La reconstitution de carrière peut être envisagée dès lors qu’il est établi que le magistrat a été évincé de manière irrégulière, même si au final il fait l’objet d’une procédure régulière postérieure (à propos d’un auditeur de justice : CE, 25 février 2015, n° 369898 inédit). 

Suicides

L ‘Etat a déjà été condamné en raison du suicide d’un magistrat en relation avec l’activité dans le service (TA Cergy-Pontoise, 29 juin 2017, 1500649, et 1505128).

Discriminations syndicales

L’État a pu être condamné en raison de l’existence d’une discrimination liée à l’appartenance syndicale (CE, 10 janvier 2011, n° 32526 publié au recueil Lebon).

Protection fonctionnelle

L’État a pu être condamné à accorder le bénéfice de la protection fonctionnelle qu’il refusait (CE, 28 décembre 2009, 317080, publié au recueil Lebon).

Angles morts

De nombreuses décisions de justice annulent des décisions de nature à porter atteinte au déroulement de la carrière (refus d’inscription au tableau, avertissements, évaluations…). Aucune décision publié n’a jamais relaté d’indemnisation des préjudices causés, exception faite de la condamnation à des frais de représentation, même lorsque le magistrat a bénéficié de plusieurs décisions favorables.
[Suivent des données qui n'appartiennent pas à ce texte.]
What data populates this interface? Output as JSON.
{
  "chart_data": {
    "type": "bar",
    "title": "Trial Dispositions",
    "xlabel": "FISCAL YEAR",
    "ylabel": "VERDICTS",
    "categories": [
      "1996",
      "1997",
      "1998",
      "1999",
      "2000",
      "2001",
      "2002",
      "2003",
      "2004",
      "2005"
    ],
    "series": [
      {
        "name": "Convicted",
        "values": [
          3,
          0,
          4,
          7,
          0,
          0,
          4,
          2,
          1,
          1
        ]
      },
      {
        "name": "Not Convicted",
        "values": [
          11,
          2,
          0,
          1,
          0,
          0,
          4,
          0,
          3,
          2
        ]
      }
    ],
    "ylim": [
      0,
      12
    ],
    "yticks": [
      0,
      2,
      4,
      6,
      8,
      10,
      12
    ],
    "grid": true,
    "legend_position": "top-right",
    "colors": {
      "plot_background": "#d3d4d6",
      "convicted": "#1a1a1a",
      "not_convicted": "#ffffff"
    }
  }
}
Aucun rapport du CSM, pas plus qu’aucune préconisation de la DSJ ne s’est emparé de la question des conséquences pour leur auteur du mauvais usage de ses prérogatives ;

Rappelons que dans un tel cas le magistrat qui entend voir sanctionner l’action de l’administration (y compris lorsqu’il conteste une décision du CSM ou d’un chef de cour) doit défendre son point de vue contre le Garde des sceaux.

Mettre un terme à une inégalité structurelle

Ces deux inégalités constituent des obstacles majeurs à l’établissement d’un rapport de droit clair et équitable entre les magistrats et l’État en sa qualité d’employeur.

Notre organisation est porteuse d’une revendication de renforcement du droit des magistrats sur l’ensemble de ces points . Elle en saisira l’administration prochainement.

La marche à suivre : la saisine du Tribunal administratif.

Depuis la réforme de la procédure administrative survenue en 2010 ce sont les juridictions administratives du premier degré qui sont compétentes pour examiner les demandes d’indemnisations liées à l’atteinte au droit à la carrière.

L’indemnisation des préjudices économiques consécutifs à des décisions sanctionnées par le juge administratif constituent des recours de plein contentieux.